Saygı duruşu ve İstiklal Marşı’nın okunmasının ardından başlayan programda katılımcılara seslenen Rektör Prof. Dr. Hamdullah Çuvalcı konuşmasında, “Kıbrıs Türk halkı, harekât öncesinde tam 11 yıl dağda, bayırda, köyde, kentte Rum-Yunan saldırılarına karşı durmuş, göğsünü siper etmiş ve mücahit ruhuyla direnmiştir. En büyük müjdeyi ise 20 Temmuz 1974’te almıştır. Barış Harekâtı’na kadar nice badireler atlatan Kıbrıs Türk halkı 20 Temmuz 1974 sabahının erken saatlerinde, Girne sahillerine ayak basan Türk askeri ve mücahitler sayesinde artık özgür olmuştur. Barış Harekâtı olmasaydı, Kıbrıs’ta bir tek Türk bile sağ bırakılmayacaktı. Bölgenin en stratejik yeri olan Kıbrıs, Yunanistan’a ilhak edilecek, Türkiye’nin güney sahilleri kuşatma altına alınacaktı. Bunları bilmekte ve hatırlatmakta büyük yarar vardır.” sözlerine yer verdi. Ardından sözü alan Trabzon Valisi Aziz Yıldırım, Kıbrıs’ın Türkiye için tarihi, sosyal, ekonomik ve jeopolitik önemine vurgu yaparak “Büyük Önder Atatürk’ün ifade ettiği ve bugün daha iyi anladığımız gibi Kıbrıs, stratejik olarak ve Türkiye’nin ulusal güvenliği açısından çok büyük bir önem taşımaktadır. Ada’daki Türk varlığının korunması, Türkiye açısından hayati bir öneme sahiptir. Doğalgaz ve petrol boru hatlarının İskenderun Körfezi’ne kadar uzanması, bölgenin ve Kıbrıs’ın stratejik önemini bir kat daha artırmaktadır. Kıbrıs konusunda, bölgenin stratejik önemini yansıtan birçok jeopolitik hesabın yanı sıra Doğu Akdeniz’deki doğalgaz yataklarının küresel güçler tarafından kullanılmak istenmesi de bir diğer hesaptır. Kıbrıs, Türkiye için jeopolitik öneme sahip olduğu kadar tarihi, sosyal, ekonomik ve akrabalık bağları açısından da büyük bir öneme haizdir. Bu önemi ifade etmek üzere iki toplum arasında ‘Ana Vatan-Yavru Vatan’ söylemi ön plana çıkmıştır. Kıbrıs, Türkiye için Yavru Vatan; Türkiye, Kıbrıs için Ana Vatan olmuştur. Kuşkusuz, haklı Kıbrıs davamızın dünyaya anlatılması konusundaki mücadelemiz, Ada’daki eşit Türk varlığını, tüm dünya kabul edinceye kadar sürecektir.” dedi.
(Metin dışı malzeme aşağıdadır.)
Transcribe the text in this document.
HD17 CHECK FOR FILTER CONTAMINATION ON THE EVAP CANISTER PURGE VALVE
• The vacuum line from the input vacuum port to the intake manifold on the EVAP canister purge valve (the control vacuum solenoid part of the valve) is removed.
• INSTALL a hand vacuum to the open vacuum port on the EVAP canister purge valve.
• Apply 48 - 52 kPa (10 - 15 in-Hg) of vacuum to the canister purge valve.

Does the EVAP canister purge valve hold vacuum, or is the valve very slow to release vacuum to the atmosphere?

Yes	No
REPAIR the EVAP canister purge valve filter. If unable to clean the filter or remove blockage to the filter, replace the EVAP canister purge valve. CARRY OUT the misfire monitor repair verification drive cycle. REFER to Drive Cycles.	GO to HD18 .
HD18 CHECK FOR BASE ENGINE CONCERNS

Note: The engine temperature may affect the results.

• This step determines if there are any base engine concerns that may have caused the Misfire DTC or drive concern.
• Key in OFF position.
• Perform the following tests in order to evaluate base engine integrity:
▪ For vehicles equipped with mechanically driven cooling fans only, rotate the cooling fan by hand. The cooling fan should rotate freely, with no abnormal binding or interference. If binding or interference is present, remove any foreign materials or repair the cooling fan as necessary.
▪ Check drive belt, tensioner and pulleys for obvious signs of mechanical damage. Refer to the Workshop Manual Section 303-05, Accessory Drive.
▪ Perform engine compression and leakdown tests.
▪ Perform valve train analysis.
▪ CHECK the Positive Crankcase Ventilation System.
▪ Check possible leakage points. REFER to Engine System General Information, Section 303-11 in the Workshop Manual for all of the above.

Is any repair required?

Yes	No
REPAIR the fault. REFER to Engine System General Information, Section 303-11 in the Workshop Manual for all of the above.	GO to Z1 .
KKTC Dışişleri Bakanı Tahsin Ertuğruloğlu verdiği konferansta, Kıbrıs Adası’nın birlik ve beraberliği ile milli güvenliği hususlarına dikkat çekerek katılımcılara “Her zaman vurguladığımız gibi Kıbrıs Meselesi, Kıbrıs Türkü’nün meselesi değil, Türk ulusunun bir meselesidir. Kıbrıs Adası’nın bulunduğu coğrafyaya baktığımızda, ne kadar büyük ülke ve örgüt varsa hepsinin çıkarlarının söz konusu olduğu bir coğrafyadan bahsediyoruz. Amerika, Rusya, Çin, İsrail, Arap ülkeleri, Avrupa Birliği o bölgede… Orada olmayan yok. Bütün bu aktörlerin ulusal çıkarları, enerji kaynakları, ticaret yolları, o coğrafyadan geçer. Ve bütün bu aktörler, kendi ulusal çıkarları doğrultusunda, o coğrafyada siyaset yapma ve o bölgede etkileri altına aldıkları ülkeleri, bu çıkarlar doğrultusunda yönlendirme gayreti içerisinde... Uluslararası hukuka saygıları olsaydı bunları bize yapmazdı dediğimiz ülkeler, başta İngiltere, Amerika, Fransa, Rusya başka bir bağlamda, Çin başka bir bağlamda, kendi çıkarları açısından öyle akıllıca bir oyun oynuyorlar ki sanki uluslararası hukuka saygısızlık den biziz ve onlar, bizi uluslararası hukuka saygılı olmaya yönlendiriyorlar ama itiraz ettiğimiz için suçlu olan biziz. Yıllardır böyle bir sinsi oyun oynanıyor. Türkiye üzerinde de bizim üzerimizde de… Bu noktada Rauf DENTAŞ Bey, müzakere süreçlerinde bütün ömrünü harcadı. Bizler de onun talebeleriyiz. Rumlarla müzakere masalarında neredeyse 60 yıl çok çetin bir süreçten geçti.” şeklinde seslendi.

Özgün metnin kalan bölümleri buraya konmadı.